L'œuvre de Marie-Thérèse Vacossin s'insère à merveille dans l'espace de la Fondation Louis-Moret à Martigny. Car cet espace est clair, limpide, et il est délimité par des parois blanches, ainsi que par les vitrages qui conduisent au jardin. Ce jardin lui-même est extraordinairement lumineux et enchanteur, avec ses roses trémières et sa végétation qui semble pousser en liberté, une liberté néanmoins contrôlée. La peinture de Vacossin elle aussi est lumineuse et ses teintes savoureuses sont strictement concoctées et disposées.

Peintures sœurs presque jumelles

Née en 1929 à Paris, domiciliée à Bâle depuis 1956, l'artiste relève de la tendance construite, même si elle n'a jamais adhéré à une école. Elle a ainsi participé à Lausanne à une collective intitulée «Les femmes et l'abstraction géométrique» et elle est cofondatrice des Editions Fanal, nées à Bâle en 1978 dans la suite de l'Atelier Fanal fondé en 1966. Une trentaine d'œuvres, dont 15 toiles de même format vertical de 162 x 54 cm, représentent à Martigny la manière progressive qui est celle de Marie-Thérèse Vacossin lorsqu'elle élabore une exposition. Celle-ci ne comporte que des œuvres récentes, en partie conçues pour le lieu. Des peintures aux teintes chaudes pour la plupart, du ton «ocré» au pourpre.

La bienfacture est indispensable, la matière acrylique se devant d'arborer une surface lisse et impeccable, de manière à laisser se jouer les déplacements et un dispositif très simple axé sur la géométrie et les nuances chromatiques. Les grandes toiles se déclinent isolément, ou par paires, ou par trois. Le regroupement est libre, chaque peinture pouvant être prise isolément, ou associée à ses sœurs presque jumelles. Presque: au premier abord, on dirait un diptyque ou un triptyque formé de parties semblables. Puis on remarque les inversions et les écarts. Les bandes verticales changent de tonalité avant d'atteindre le bord: «L'orangé dominant chaud se voile, touché de violet puis de blanc froid, ce qui lui donne son air givré; d'une toile à l'autre il y a permutation des emplacements, et donc des dominantes.»

Dessins à voix basse

Cette série a pour titre le mot Adra, associé à la couleur dominante de la toile. Ce mot est emprunté à un morceau de musique soufie, écouté par l'artiste durant cette période. La musique colle à l'œuvre de Vacossin, puisqu'elles ont en commun un rythme fondé sur les écarts ou les écartements, une combinaison de pulsions, d'intuitions et de rigueur logique.
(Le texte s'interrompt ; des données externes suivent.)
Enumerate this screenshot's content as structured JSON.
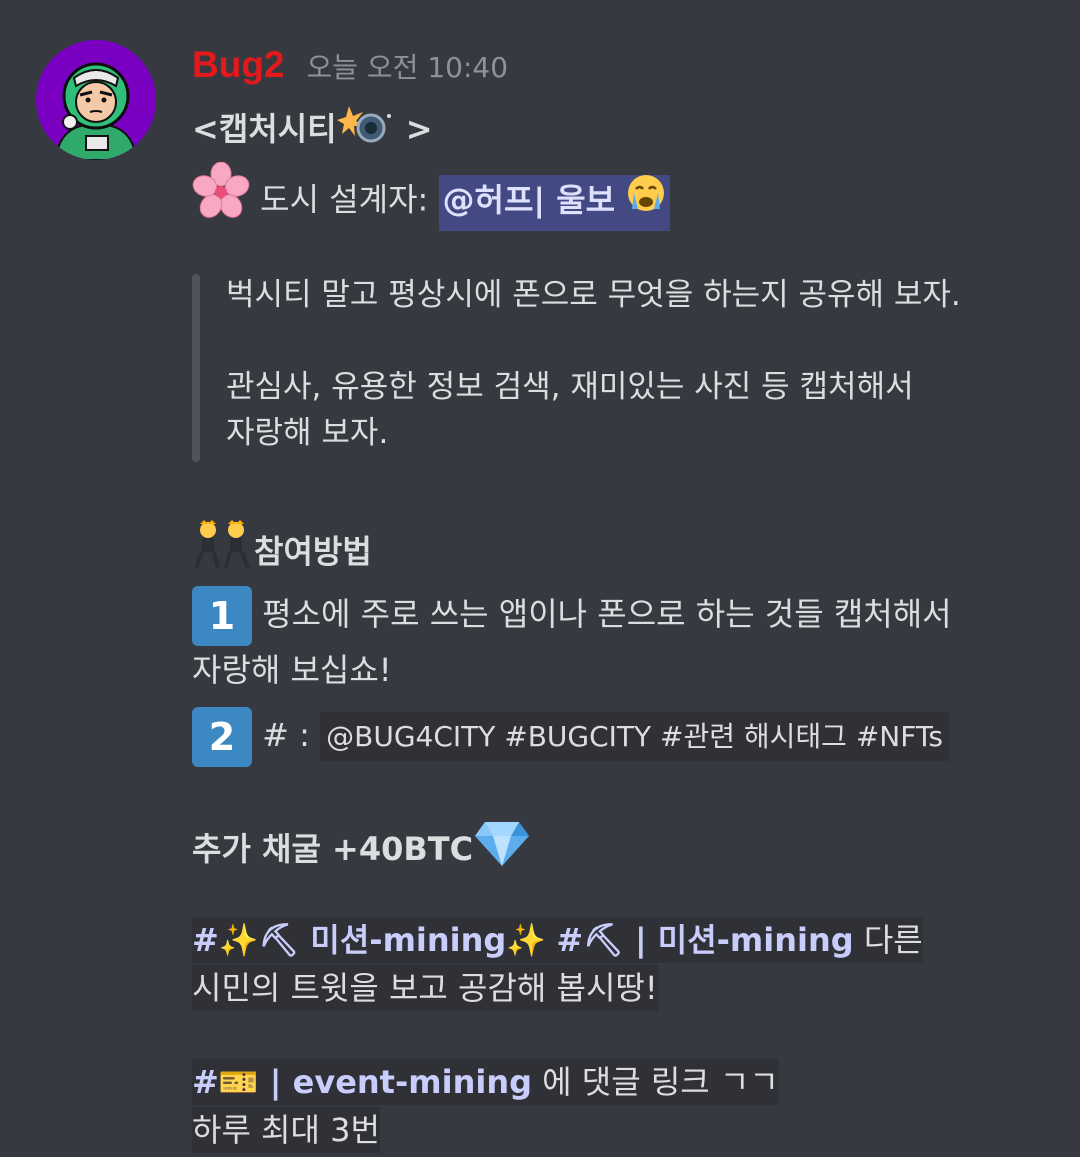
{
  "message": {
    "author": "Bug2",
    "timestamp": "오늘 오전 10:40",
    "title": "<캡처시티",
    "title_end": " >",
    "designer_label": " 도시 설계자: ",
    "designer_mention": "@허프| 울보",
    "quote": {
      "line1": "벅시티 말고 평상시에 폰으로 무엇을 하는지 공유해 보자.",
      "line2": "관심사, 유용한 정보 검색, 재미있는 사진 등 캡처해서",
      "line3": "자랑해 보자."
    },
    "participation_heading": "참여방법",
    "step1": {
      "number": "1",
      "text_line1": " 평소에 주로 쓰는 앱이나 폰으로 하는 것들 캡처해서",
      "text_line2": "자랑해 보십쇼!"
    },
    "step2": {
      "number": "2",
      "prefix": " # : ",
      "hashtags": "@BUG4CITY #BUGCITY #관련 해시태그 #NFTs"
    },
    "reward": "추가 채굴 +40BTC",
    "mission": {
      "channel1": "#✨⛏ 미션-mining✨",
      "channel2": "#⛏ | 미션-mining",
      "text_line1": "  다른",
      "text_line2": "시민의 트윗을 보고 공감해 봅시땅!"
    },
    "event": {
      "channel": "#🎫 | event-mining",
      "text_line1": "  에 댓글 링크 ㄱㄱ",
      "text_line2": "하루 최대 3번"
    }
  },
  "colors": {
    "background": "#36393f",
    "username": "#e3191c",
    "mention_bg": "#4e5382",
    "number_box": "#3b88c3",
    "code_bg": "#2f3136"
  }
}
On pense aussi à la musique de Bach, à celle de Cage ou de Varèse… Une sérigraphie exposée a pour titre Cadence. Les gravures (éditées par Fanal) et les dessins à la mine de plomb sur papier Arches reproduisent «à voix basse», titre d'une série de petits dessins carrés, le même air, dans un semblable esprit méditatif.
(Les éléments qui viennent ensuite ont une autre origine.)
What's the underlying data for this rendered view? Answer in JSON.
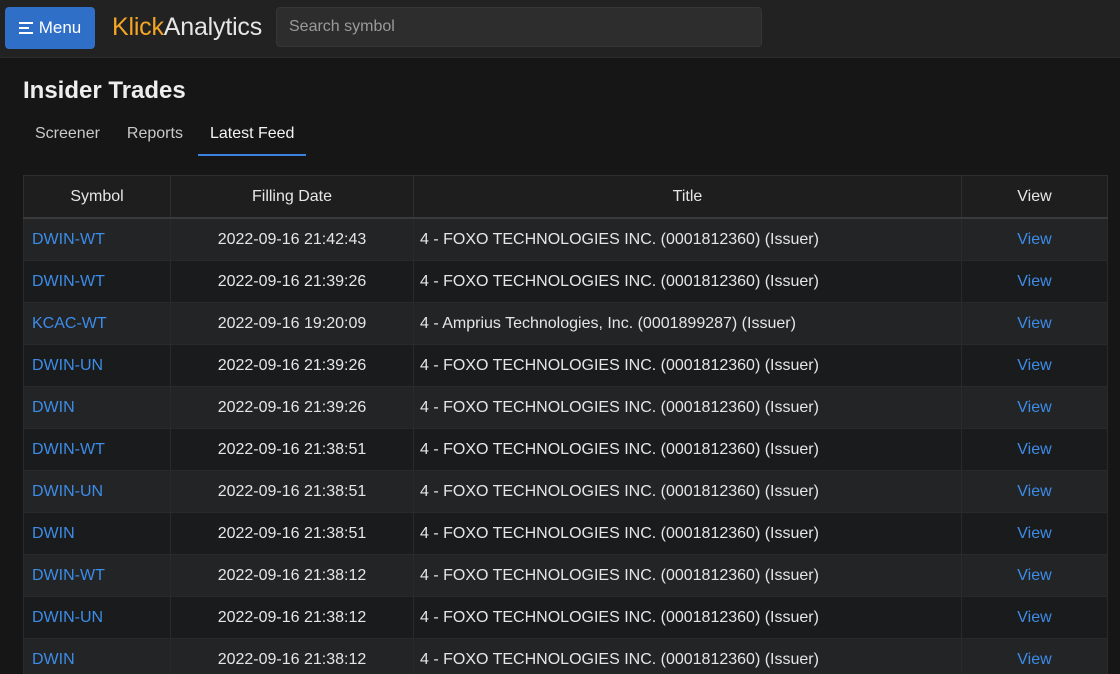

Ces dessins constitués d'un quadrillage de l'espace ont pour seul motif les tracés plus appuyés. Soit un réseau de modules, qui suffisent à animer ce fond si régulier et paisible. De même, dans les peintures, les changements de nuance en pleine action pourrait-on dire, lorsque la bande verticale arrive près de son extrémité, ont pour effet d'amener une vibration nouvelle; car tout réside dans les vibrations inhérentes aux différentes couleurs, ce qui fait de Marie-Thérèse Vacossin, en dépit du schéma rectiligne et au caractère répétitif de ses compositions, une héritière des impressionnistes.

Marie-Thérèse Vacossin. Peinture. Fondation Louis-Moret (chemin des Barrières 33, Martigny, tél. 027/722 23 47). Ma-di 14h-18h. Jusqu'au 24 août.